Une dégradation l’automne dernier. La note de la dette française a été maintenue à A+ ce vendredi 29 mai par l’agence de notation américaine S&P. L'agence n'a publié aucun commentaire, laissant sa notation telle quelle.
Dans une déclaration à l’AFP, le ministre de l’Economie, Roland Lescure, a indiqué prendre «acte de la décision de l'agence S&P de maintenir la note de la France».
«Le gouvernement reste pleinement mobilisé pour poursuivre la réduction du déficit public et de la dette, afin de garantir dans la durée la solidité financière et la compétitivité de l'économie française», a précisé le locataire de Bercy.
Les économistes s'attendaient à un statu quo, car le gouvernement fait preuve de prudence dans la gestion des finances publiques récemment, particulièrement face à la hausse du prix du carburant.
En octobre dernier, en amont du calendrier prévu, S&P Global avait dégradé d'un cran la note de la dette souveraine, l'abaissant à A+, c’est-à-dire une dette de qualité «moyenne supérieure» avec perspective stable.

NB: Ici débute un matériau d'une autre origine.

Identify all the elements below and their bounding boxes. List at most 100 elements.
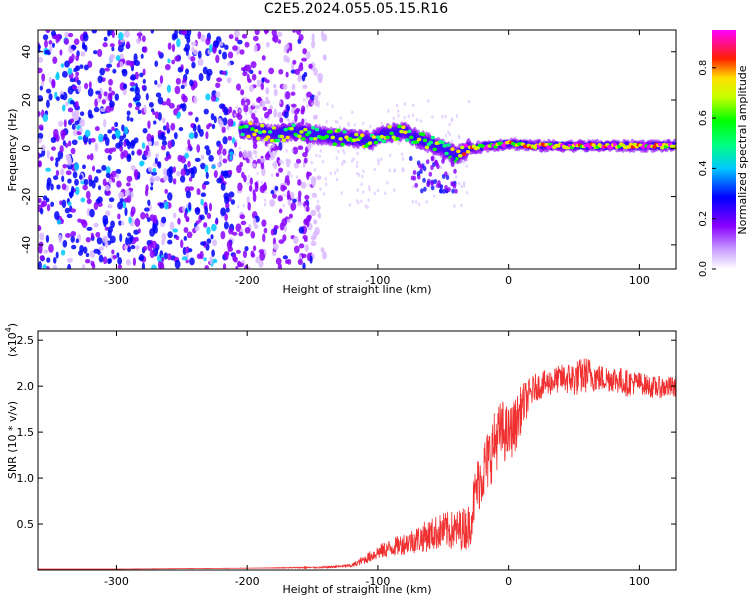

Un déficit public en amélioration
Un mois plus tôt, l’agence concurrente Fitch avait également abaissé la note française. La troisième grande agence, Moody's, reste un cran au-dessus, à Aa3, et n'a pas modifié cette note en avril.
En octobre S&P avait par ailleurs indiqué qu'elle pourrait de nouveau abaisser la note de la France «si sa situation budgétaire se détériore au-delà de nos prévisions ou si ses perspectives de croissance économique se dégradent sensiblement».
S&P prévoyait à l'époque que le déficit public allait s'aggraver encore à 5,3% du PIB cette année. Mais ces derniers jours, la Commission européenne a estimé qu'il se limitera encore à 5,1%, et le FMI le voit même s'améliorer à 4,9%.
Pour la croissance 2026, S&P la prédisait à 1% en octobre, mais, malgré la guerre au Moyen-Orient déclenchée fin février, la Commission européenne et le FMI l'entrevoient respectivement à 0,8% et 0,9%. Une légère dégradation qui reste commune à tous les pays du fait de la quasi-paralysie du détroit d’Ormuz.